I've speculated elsewhere that dysthymia may sometimes reflect a manic with no power and no alliances. Rachel called several months ago for an appointment for her boyfriend, suspected of having ADHD. He refused to come. She called again two weeks later but to schedule an appointment for herself because she "was sick of going to support groups for 2 years and getting nowhere."
Rachel's family history had several domineering, critical, feuding characters, ones who expected the world to go their way. She had combative relationships with her sisters and brother who gave her orders and she tearfully complied. Her only ally was her mother who led a similar existence with Rachel's bossy father.
Her job was sorting office mail, sitting before a computer monitor for much of the day, and pushing the mouse and pretending to be busy. She described her boss as domineering, rude, and demeaning.
She had dated 3 abusive males, ones who hit or stalked her, who yelled, criticized, or failed to keep dates. Her current tyrant, Chuck, visited but only when his mother approved. His mother treated Chuck in a manner highly similar to the way Chuck treated Rachel.
I offered her some chats about alphas, about being number 1, and about sertraline's effects on self-esteem. She started on 25 mgs and got sick. We waited for her flu to pass and started her on 12.5 mgs and after a month, increased her to 12.5 mgs, bid.
Rachel started winning some things, initially with her guy (dropping him, a first for her), then her family: 1) accepting a holiday dinner from one sister who usually gave the orders and 2) refusing to collaborate in a family gift when the other sister failed to give her advance information about costs. Both events were also firsts. She no longer minded staying at home alone, preferring to sew rather than go to tap rooms or to shoot pool with male butts and dirty t-shirts.
Work was still unsatisfying even though she became more assertive, got her highest performance evaluation and the largest raise in the company. Her domineering boss was leaving; Rachel campaigned for a lateral reassignment but ignited when the slot went to an office socialite who, in turn, depended on Rachel daily for technical help. Rachel got a reassignment; she was told to work for the ditz. At this point, she moved her belongings out and called 6 temps agencies to "match my rate." She also commented that "I get so frustrated because I think I can win this one and it's not happening fast enough."
My phone rang a week later. A soft voice said, at 1:05 P.M., "I won, thanks for being there for me." She was given another assignment, at a higher rung than that occupied by the ditz.
My cautious interpretation is that sertraline kicked her into a mild hypomania. Some evolutionary talk about winning, about dominance, about alliances and hierarchies with respect to peers and to lovers helped target her energy. Meanwhile, Joe SixPack is back in her life but without sex. She thinks he's funny and, in order to be around her, now tolerates her talking to other guys. She comments, "I'm using him but I don't feel bad about it." She treats him just like his mother treats him and he meekly enjoys it.
Another interpretation is that sertraline made her less fearful of social rejection, her behavior variability increased, she was reinforced, and "winning" kicked her into the hypomania once she had some victories and found some alliances. I mention this possibility because some clients could respond poorly to medications due either to chemistry or because they still lose their social contests. Their Psych Adaptations continue to indicate a low position on the dominance scale, a position that discourages any of us.

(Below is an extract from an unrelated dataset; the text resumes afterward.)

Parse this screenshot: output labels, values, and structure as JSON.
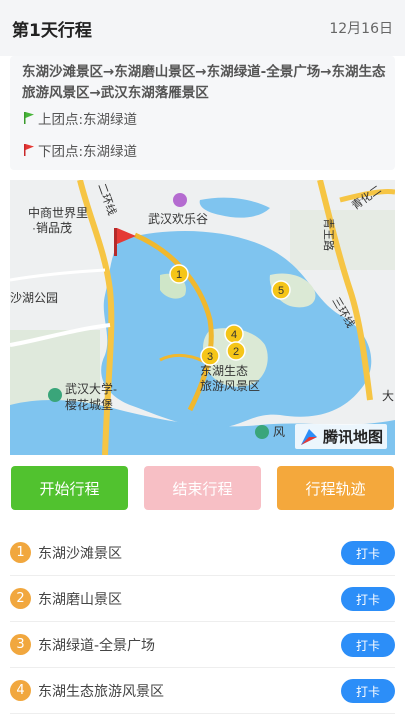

She's consolidating her role at work, likes her new boss, and has signed up for a course. Rachel will likely do some dating, armed with information about Symons-Buss guidelines for mate selection. She's annoyed with Joe because she's smarter than he is and no longer wants him around. I think she's going to do fine. I have an eidetic recall of her phone message; I, too, feel like I won.
Of course I have some fears: a) I've only known her 6 months; it's far too early to be sure about the stability of her response. b) She may not be at asymptote in her trajectory. That is, she might eventually challenge Gore for office (maybe that's not so grandiose!). However, she spent only $300 on herself this past Christmas (an increase but money she can afford) and she seems to be making good decisions about the details of her life. She sleeps fine and her rate of speech is clearly WNL. She sometimes has a voice inside of her whispering that she's doing too well and getting "too big for her britches."
Things are usually not this easy and her example does not mean comparable results for the next client. There's substantial individual variability in the effects of sertraline or any other medication; however, I no longer believe the variance is entirely within chemistry's domain. They need some honest victories, not prattle about their self-esteem. I sometimes become annoyed with sertraline's being a prescription item; however, Rachel's sensitivity to it (25 mgs per day) reminds me that professional advice is a necessity and that such direction may not always be available from a family doc.